Wheel and rail wear rates are affected by rolling contact fatigue and, on a practical basis, by the ability to produce and maintain the desired profiles. “In order to design a matching wheel/rail profile pair it is necessary to consider a number of factors relating to its anticipated performance,” Roy Smith pointed out in his introduction to the “Principles of Wheel/Rail Profile Design and Maintenance.”

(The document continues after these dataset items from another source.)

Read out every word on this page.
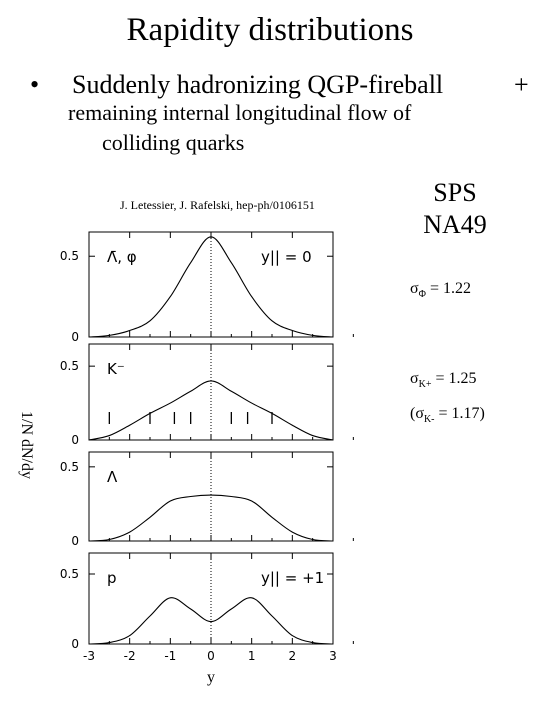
Rapidity distributions
• Suddenly hadronizing QGP-fireball	+
remaining internal longitudinal flow of
colliding quarks
J. Letessier, J. Rafelski, hep-ph/0106151	SPS
NA49
$\sigma_\Phi = 1.22$
$\sigma_{K+} = 1.25$
$(\sigma_{K-} = 1.17)$
0
0.5 Λ̄, φ	y|| = 0
0
0.5 K⁻
0
0.5
Λ
0
0.5 p	y|| = +1
-3 -2 -1	0	1	2	3
y
1/N dN/dy
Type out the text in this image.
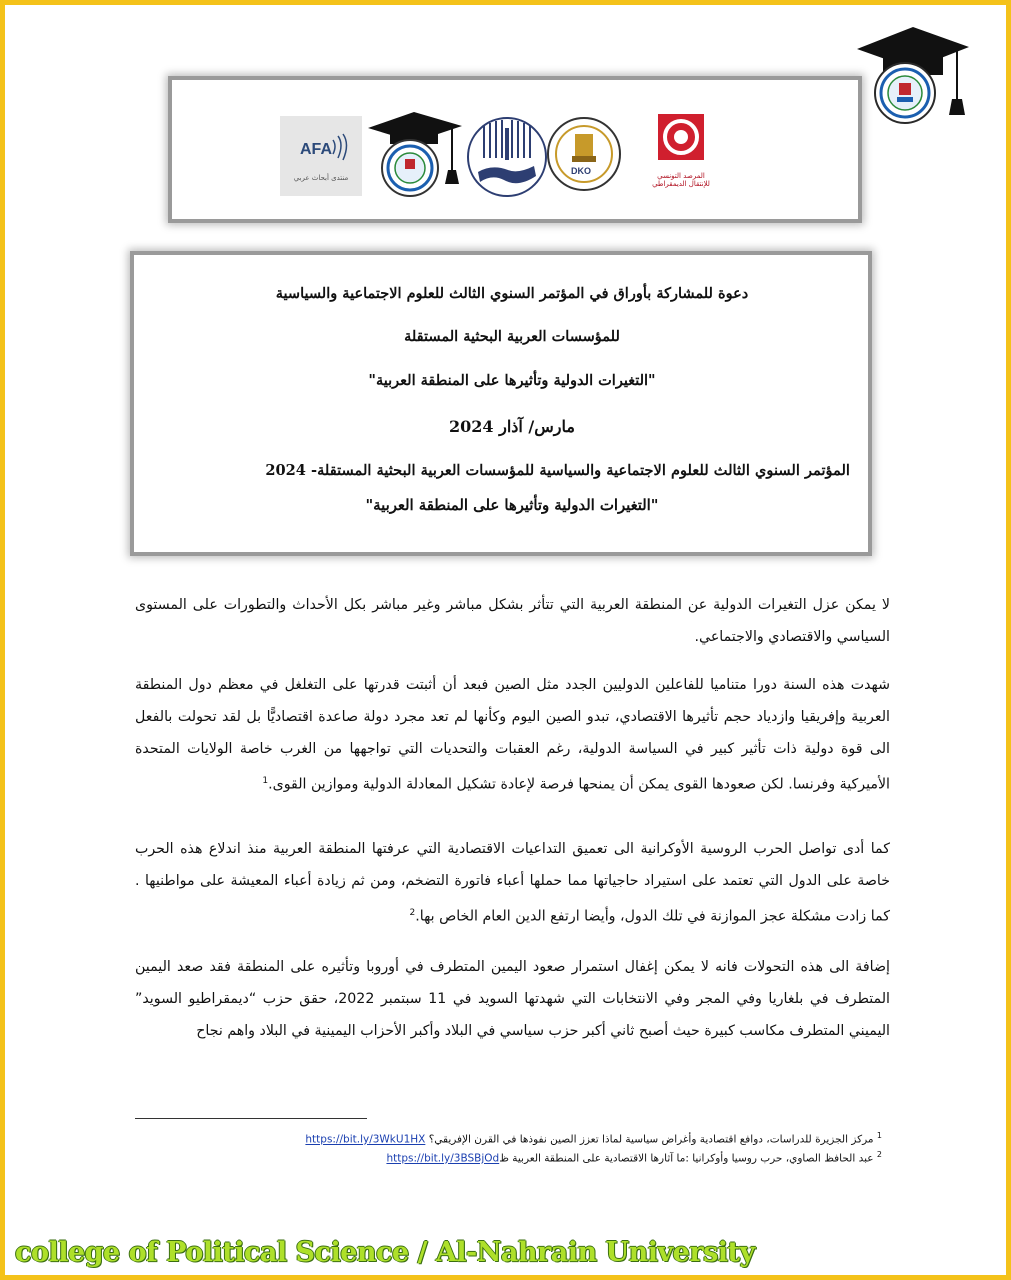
AFA
منتدى أبحاث عربي
DKO	المرصد التونسي
للإنتقال الديمقراطي
دعوة للمشاركة بأوراق في المؤتمر السنوي الثالث للعلوم الاجتماعية والسياسية
للمؤسسات العربية البحثية المستقلة
"التغيرات الدولية وتأثيرها على المنطقة العربية"
مارس/ آذار 2024
المؤتمر السنوي الثالث للعلوم الاجتماعية والسياسية للمؤسسات العربية البحثية المستقلة- 2024
"التغيرات الدولية وتأثيرها على المنطقة العربية"
لا يمكن عزل التغيرات الدولية عن المنطقة العربية التي تتأثر بشكل مباشر وغير مباشر بكل الأحداث والتطورات على المستوى السياسي والاقتصادي والاجتماعي.
شهدت هذه السنة دورا متناميا للفاعلين الدوليين الجدد مثل الصين فبعد أن أثبتت قدرتها على التغلغل في معظم دول المنطقة العربية وإفريقيا وازدياد حجم تأثيرها الاقتصادي، تبدو الصين اليوم وكأنها لم تعد مجرد دولة صاعدة اقتصاديًّا بل لقد تحولت بالفعل الى قوة دولية ذات تأثير كبير في السياسة الدولية، رغم العقبات والتحديات التي تواجهها من الغرب خاصة الولايات المتحدة الأميركية وفرنسا. لكن صعودها القوى يمكن أن يمنحها فرصة لإعادة تشكيل المعادلة الدولية وموازين القوى.$^1$
كما أدى تواصل الحرب الروسية الأوكرانية الى تعميق التداعيات الاقتصادية التي عرفتها المنطقة العربية منذ اندلاع هذه الحرب خاصة على الدول التي تعتمد على استيراد حاجياتها مما حملها أعباء فاتورة التضخم، ومن ثم زيادة أعباء المعيشة على مواطنيها . كما زادت مشكلة عجز الموازنة في تلك الدول، وأيضا ارتفع الدين العام الخاص بها.$^2$
إضافة الى هذه التحولات فانه لا يمكن إغفال استمرار صعود اليمين المتطرف في أوروبا وتأثيره على المنطقة فقد صعد اليمين المتطرف في بلغاريا وفي المجر وفي الانتخابات التي شهدتها السويد في 11 سبتمبر 2022، حقق حزب “ديمقراطيو السويد” اليميني المتطرف مكاسب كبيرة حيث أصبح ثاني أكبر حزب سياسي في البلاد وأكبر الأحزاب اليمينية في البلاد واهم نجاح
$^1$ مركز الجزيرة للدراسات، دوافع اقتصادية وأغراض سياسية لماذا تعزز الصين نفوذها في القرن الإفريقي؟ https://bit.ly/3WkU1HX
$^2$ عبد الحافظ الصاوي، حرب روسيا وأوكرانيا :ما آثارها الاقتصادية على المنطقة العربية ظhttps://bit.ly/3BSBjOd
college of Political Science / Al-Nahrain University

Each vehicle design has dynamic performance characteristics, which relate primarily to the effective conicity that will be created, and curving performance characteristics, which affect the lateral forces and L/V ratios that are generated. “In order to optimize these factors the designer must have a complete knowledge of the vehicle design parameters, the track characteristics and the performance expectations for the two working together,” Smith said.
Leading wheelsets tend to generate angles of attack toward the high rail, while trailing wheelsets generate angles of attack toward the low rail. These opposing lateral forces produce a net turning moment in the direction of contacting the high rail flange. “If the wheel/rail profile will not allow sufficient rolling radius difference to be produced before the flange is reached, the moment on the leading axle becomes negative and combines with that of the trailing axle to create a total moment that increases the flange force,” Smith said. Effective rolling radius difference on a given wheelset will minimize, or eliminate, wheel-flange/gauge-corner contact in all but the sharpest of curves. Restraining rails are typically used to prevent contact when sufficient rolling radius difference cannot be obtained to effectively steer through the curve.
North American transit systems have a variety of design flange angles, ranging from 60 degrees to 75 degrees. While increasing the maximum contact angle decreases the potential for derailment, the contact angle is function of both wheel and rail, said John Elkins, President, RVD Consulting, Inc. Consequently, transit systems must have consistent wheel and rail maintenance policies for maximum effectiveness.
Recent research by Transportation Technology Center, Inc., conducted on behalf of the Association of American Railroads, Federal Railroad Administration and the TCRP to develop flange climb distance and L/V criteria indicates that the lower the wheelset angle of attack, the higher L/V ratio required to derail, Elkins said. “The greater the wheel/rail flange contact angle, which is preferably greater than 70 degrees, the lower the derailment potential,” he said.
In order to improve overall wheel/rail interaction, rail transit systems should design vehicles with good steering and a soft primary longitudinal suspension with low sidebearing friction. They should also design high-conicity wheel/rail profiles and avoid large angles of attack, Elkins said.
These comments represent a glimpse of the insight into many of the issues that were covered at this groundbreaking Rail Transit Wheel/Rail Interaction Seminar. Interface will provide more details from the seminar in these pages over the next several months.